Confirmed. The number of alternatives (N) didn’t have significant effect on ST, and log2(N+1) was not significant in the regression.

H3.:

Partially confirmed. IDVS (3) was significant in regression for ST, but the resulting R2 were lower than for movement tasks (see in [10]).

H4.:

Confirmed. ST regressions with IDVS factor were significant for both elder and younger subjects, and regression coefficients suggest that visual search task is relatively harder for seniors than movement task. This corresponds well to sharp increase (+75 %) in error level for elder participants in selection tasks.

H5.:

Confirmed. Movement and selection throughputs are relatively highly correlated per subjects, and the effects of age and experience Fitts’ throughput (TP) and TPS (see its formulation in [10]) are similar.

4 Conclusions

In our paper we raised the problem of quantifying information flows in human-computer systems, via introducing information complexity measure for user interfaces. The straightforward information entropy approach (2) has proved to be problematic in real circumstances, so we proposed to use visual search difficulty (3) to reflect the graphic user interface complexity. Search area size (S0), sought element size (S) and the number of alternatives (N) were elected as primary factors for VST, while also employing vocabulary size parameter is the goal of our next experimentation. In the result of experimentation with 28 subjects of different age groups (described in more detail in [10]), visual search difficulty was suggested as the logarithm of the ratio between S0 and S, with N not being significant.

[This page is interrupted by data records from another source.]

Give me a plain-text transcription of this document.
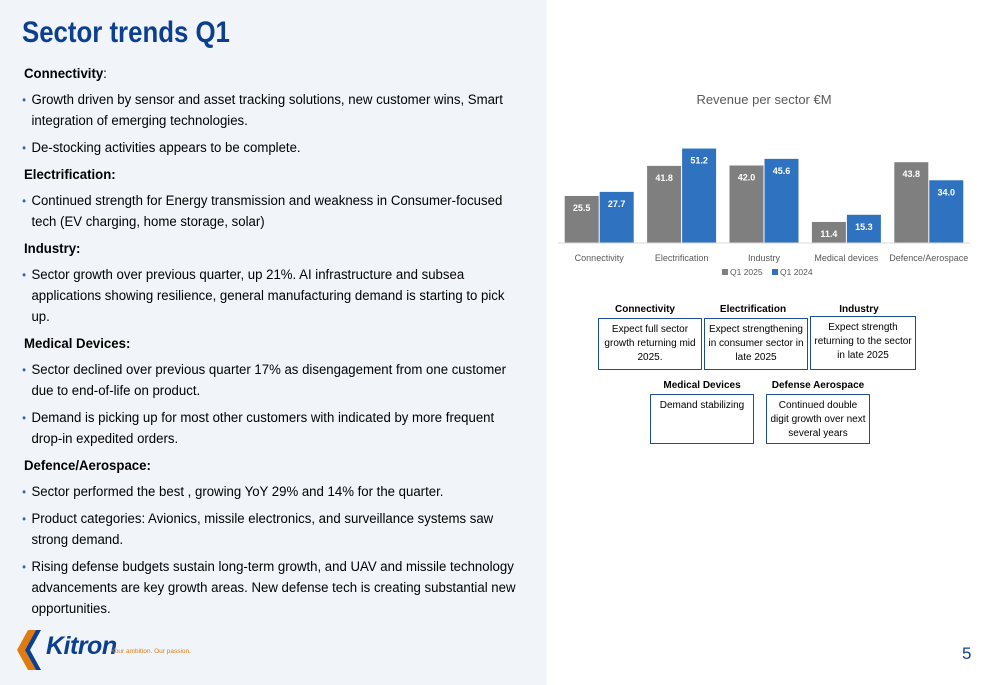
Sector trends Q1
Connectivity:
• Growth driven by sensor and asset tracking solutions, new customer wins, Smart integration of emerging technologies.
• De-stocking activities appears to be complete.
Electrification:
• Continued strength for Energy transmission and weakness in Consumer-focused tech (EV charging, home storage, solar)
Industry:
• Sector growth over previous quarter, up 21%. AI infrastructure and subsea applications showing resilience, general manufacturing demand is starting to pick up.
Medical Devices:
• Sector declined over previous quarter 17% as disengagement from one customer due to end-of-life on product.
• Demand is picking up for most other customers with indicated by more frequent drop-in expedited orders.
Defence/Aerospace:
• Sector performed the best , growing YoY 29% and 14% for the quarter.
• Product categories: Avionics, missile electronics, and surveillance systems saw strong demand.
• Rising defense budgets sustain long-term growth, and UAV and missile technology advancements are key growth areas. New defense tech is creating substantial new opportunities.
Revenue per sector €M
25.5 27.7
Connectivity
41.8
51.2
Electrification
42.0
45.6
Industry
11.4
15.3
Medical devices
43.8
34.0
Defence/Aerospace
Q1 2025 Q1 2024
Connectivity
Expect full sector growth returning mid 2025.
Electrification
Expect strengthening in consumer sector in late 2025
Industry
Expect strength returning to the sector in late 2025
Medical Devices
Demand stabilizing
Defense Aerospace
Continued double digit growth over next several years
Kitron
Your ambition. Our passion.	5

Thus obtained mean value for proposed selection task throughput (TPS), 12.6 bit/s, seems to be consistent with established human visual processing capacity that ranges from 5 to 70 bit/s. It is known that tasks requiring deeper processing have lower capacity: perception of TV picture is at 50–70 bit/s, simple text reading – 40–50 bits/s, while text proof-reading – 18 bit/s [7, p. 62], so TPS was to be expected in the lower part of the range. However, the model is subject for further development, and we expect that the information complexity measure should be IDVS multiplied by the vocabulary size – how many kinds of different objects, i.e. interface elements, are employed on the screen. Further development of our research implies closer analysis of the classic Kolmogorov’s algorithmic entropy and Halstead’s software “difficulty” measures.

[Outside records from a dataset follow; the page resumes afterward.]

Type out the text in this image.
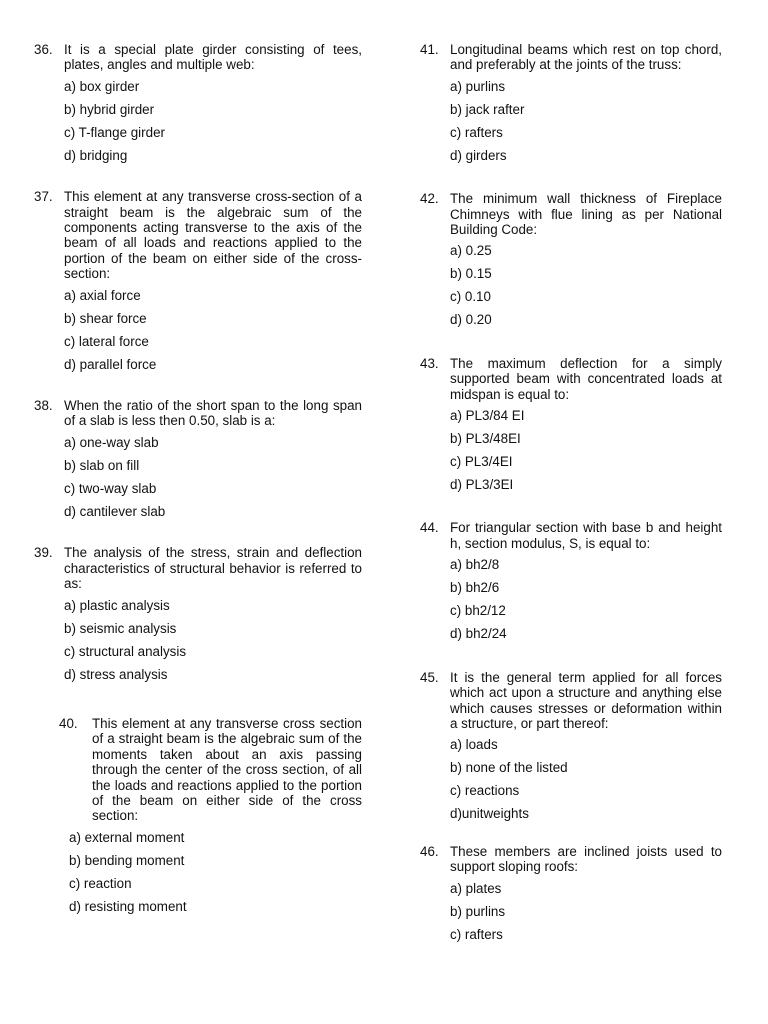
36. It is a special plate girder consisting of tees, plates, angles and multiple web:
a) box girder
b) hybrid girder
c) T-flange girder
d) bridging
37. This element at any transverse cross-section of a straight beam is the algebraic sum of the components acting transverse to the axis of the beam of all loads and reactions applied to the portion of the beam on either side of the cross-section:
a) axial force
b) shear force
c) lateral force
d) parallel force
38. When the ratio of the short span to the long span of a slab is less then 0.50, slab is a:
a) one-way slab
b) slab on fill
c) two-way slab
d) cantilever slab
39. The analysis of the stress, strain and deflection characteristics of structural behavior is referred to as:
a) plastic analysis
b) seismic analysis
c) structural analysis
d) stress analysis
40.	This element at any transverse cross section of a straight beam is the algebraic sum of the moments taken about an axis passing through the center of the cross section, of all the loads and reactions applied to the portion of the beam on either side of the cross section:
a) external moment
b) bending moment
c) reaction
d) resisting moment
41. Longitudinal beams which rest on top chord, and preferably at the joints of the truss:
a) purlins
b) jack rafter
c) rafters
d) girders
42. The minimum wall thickness of Fireplace Chimneys with flue lining as per National Building Code:
a) 0.25
b) 0.15
c) 0.10
d) 0.20
43. The maximum deflection for a simply supported beam with concentrated loads at midspan is equal to:
a) PL3/84 EI
b) PL3/48EI
c) PL3/4EI
d) PL3/3EI
44. For triangular section with base b and height h, section modulus, S, is equal to:
a) bh2/8
b) bh2/6
c) bh2/12
d) bh2/24
45. It is the general term applied for all forces which act upon a structure and anything else which causes stresses or deformation within a structure, or part thereof:
a) loads
b) none of the listed
c) reactions
d)unitweights
46. These members are inclined joists used to support sloping roofs:
a) plates
b) purlins
c) rafters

We believe that IDVS or the enhanced information complexity measure could be used in optimization when auto-generating user interfaces, as they are independent of absolute size measurement, which is of particular importance in adaptable web interfaces or multitudinous mobile interfaces. As we noted before, greater degree of AI methods utilization for creating user interfaces may be deemed necessary to cope with the Big Interaction, caused by ever-increasing diversity of users, their tasks, interface devices and contexts of use.